- Born: 1938 (age 87–88) Aligarh, Uttar Pradesh, India
- Occupation: Cardiologist
- Parent: Ajmal Hasan Khan
- Awards: Padma Shri IMA Certificate of Honour
- Website: Official web site

= Mansoor Hasan =

Indian cardiologist

Mansoor Hasan Khan, is an Indian cardiologist, known for his contributions towards the setting up of Lari Cardiology Centre at King George's Medical University, Lucknow. The Government of India honored Hasan in 2011, with the fourth highest civilian award of Padma Shri.

==Biography==
Mansoor Hasan was born in 1938 in Aligarh district, in the Indian state of Uttar Pradesh, in a socially known Pathan family which migrated from the Afghan mountains in the 17th century. His father, Ajmal Hasan Khan, a medical practitioner, was the grand son of Abdul Majeed Khwaja, who co-founded Jamia Millia Islamia and his mother came from the family of the Nawabs of Bhopal. He did his early schooling in Aligarh and completed intermediate examination from the Government College there. His graduate studies were in London which was followed by higher studies at the Royal College of Physicians of Edinburgh from where he obtained the degree of MRCP in 1964. His career began in 1962 at King George's Medical University where he taught till his retirement in 1996 as the Head of the Cardiology department. During a brief interlude, he also had special training in cardiology at London. Post retirement, Hasan is associated with Sahara Hospital, Lucknow.
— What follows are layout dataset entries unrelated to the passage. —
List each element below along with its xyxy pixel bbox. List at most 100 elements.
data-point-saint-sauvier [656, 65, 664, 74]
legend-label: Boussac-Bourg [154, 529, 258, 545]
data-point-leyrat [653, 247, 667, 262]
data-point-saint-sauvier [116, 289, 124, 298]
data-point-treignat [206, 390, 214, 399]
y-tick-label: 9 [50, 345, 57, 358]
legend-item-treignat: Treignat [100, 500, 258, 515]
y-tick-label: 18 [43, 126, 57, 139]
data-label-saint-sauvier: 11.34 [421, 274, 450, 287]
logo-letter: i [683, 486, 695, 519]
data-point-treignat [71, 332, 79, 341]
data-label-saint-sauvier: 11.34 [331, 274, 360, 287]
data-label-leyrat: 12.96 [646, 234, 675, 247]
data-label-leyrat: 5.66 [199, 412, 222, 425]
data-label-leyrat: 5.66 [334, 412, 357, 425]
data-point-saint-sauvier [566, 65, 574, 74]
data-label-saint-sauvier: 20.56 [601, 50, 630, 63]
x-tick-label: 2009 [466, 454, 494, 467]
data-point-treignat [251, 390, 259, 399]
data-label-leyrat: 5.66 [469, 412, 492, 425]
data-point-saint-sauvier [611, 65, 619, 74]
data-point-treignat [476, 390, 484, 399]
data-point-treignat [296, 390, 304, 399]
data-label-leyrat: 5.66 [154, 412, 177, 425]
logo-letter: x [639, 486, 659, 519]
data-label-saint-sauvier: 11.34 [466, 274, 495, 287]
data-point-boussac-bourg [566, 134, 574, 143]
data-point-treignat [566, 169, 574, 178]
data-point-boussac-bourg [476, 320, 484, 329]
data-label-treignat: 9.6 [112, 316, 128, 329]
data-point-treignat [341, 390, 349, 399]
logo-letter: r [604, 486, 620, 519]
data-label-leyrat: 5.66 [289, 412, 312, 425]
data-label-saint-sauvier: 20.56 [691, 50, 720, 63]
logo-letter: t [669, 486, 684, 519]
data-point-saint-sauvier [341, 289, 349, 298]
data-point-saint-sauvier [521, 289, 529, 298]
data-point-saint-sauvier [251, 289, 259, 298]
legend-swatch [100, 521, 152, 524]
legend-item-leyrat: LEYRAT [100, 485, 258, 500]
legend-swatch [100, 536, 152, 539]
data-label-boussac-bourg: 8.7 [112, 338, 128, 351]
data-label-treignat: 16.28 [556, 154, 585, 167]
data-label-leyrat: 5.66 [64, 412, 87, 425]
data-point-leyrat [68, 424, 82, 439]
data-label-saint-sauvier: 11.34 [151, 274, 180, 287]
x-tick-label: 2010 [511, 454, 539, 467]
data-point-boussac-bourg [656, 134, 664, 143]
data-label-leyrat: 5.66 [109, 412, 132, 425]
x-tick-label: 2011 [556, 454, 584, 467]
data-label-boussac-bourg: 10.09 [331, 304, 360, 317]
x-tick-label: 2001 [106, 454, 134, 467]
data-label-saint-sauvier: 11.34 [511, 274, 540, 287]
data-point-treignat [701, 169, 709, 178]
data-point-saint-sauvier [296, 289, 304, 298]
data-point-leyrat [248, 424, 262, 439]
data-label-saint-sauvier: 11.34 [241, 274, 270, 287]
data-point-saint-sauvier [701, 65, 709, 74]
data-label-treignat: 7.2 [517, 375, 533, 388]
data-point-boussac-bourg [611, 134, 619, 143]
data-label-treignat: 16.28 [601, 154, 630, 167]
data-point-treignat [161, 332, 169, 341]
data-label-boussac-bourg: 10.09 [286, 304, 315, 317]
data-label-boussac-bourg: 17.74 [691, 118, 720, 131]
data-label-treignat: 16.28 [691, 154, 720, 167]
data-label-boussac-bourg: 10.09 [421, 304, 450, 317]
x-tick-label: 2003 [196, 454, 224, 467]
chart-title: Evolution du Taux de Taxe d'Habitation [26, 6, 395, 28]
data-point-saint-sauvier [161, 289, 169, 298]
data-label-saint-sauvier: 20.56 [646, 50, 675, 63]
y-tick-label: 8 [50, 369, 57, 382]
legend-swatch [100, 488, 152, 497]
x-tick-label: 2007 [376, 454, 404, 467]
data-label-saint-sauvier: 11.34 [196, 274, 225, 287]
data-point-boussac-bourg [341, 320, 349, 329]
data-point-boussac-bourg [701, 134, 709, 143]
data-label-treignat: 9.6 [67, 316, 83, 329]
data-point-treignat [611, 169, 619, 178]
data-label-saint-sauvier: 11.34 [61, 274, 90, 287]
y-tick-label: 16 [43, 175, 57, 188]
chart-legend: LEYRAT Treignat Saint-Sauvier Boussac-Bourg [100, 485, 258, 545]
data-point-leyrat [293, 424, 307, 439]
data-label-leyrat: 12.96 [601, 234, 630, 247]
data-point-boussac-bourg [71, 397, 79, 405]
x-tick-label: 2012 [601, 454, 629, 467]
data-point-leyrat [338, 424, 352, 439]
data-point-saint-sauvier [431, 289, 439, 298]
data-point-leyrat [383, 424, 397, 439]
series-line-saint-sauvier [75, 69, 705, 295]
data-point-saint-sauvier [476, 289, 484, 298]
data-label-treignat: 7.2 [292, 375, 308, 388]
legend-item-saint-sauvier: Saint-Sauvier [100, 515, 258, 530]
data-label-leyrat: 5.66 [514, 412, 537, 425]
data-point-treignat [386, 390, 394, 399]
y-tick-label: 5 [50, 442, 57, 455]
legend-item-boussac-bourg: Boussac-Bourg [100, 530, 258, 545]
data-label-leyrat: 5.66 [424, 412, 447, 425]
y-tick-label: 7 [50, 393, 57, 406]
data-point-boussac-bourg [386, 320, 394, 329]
Mansoor Hasan is a former president of the Cardiological Society of India and a consultant to the Armed Forces of India, Cromwell Hospital, London and Escorts Hospital, New Delhi. He is a member of the Executive councils of Aligarh Muslim University, Jamia Millia Islamia, the University of Kanpur and the University of Lucknow. He is credited with over 50 publications in national and international journals and has guided more than 30 MD students. A recipient of the Certificate of Honour from the Indian Medical Association, Lucknow chapter, Hasan was awarded Padma Shri by the Government of India in 2011, for his contributions to the field of medicine.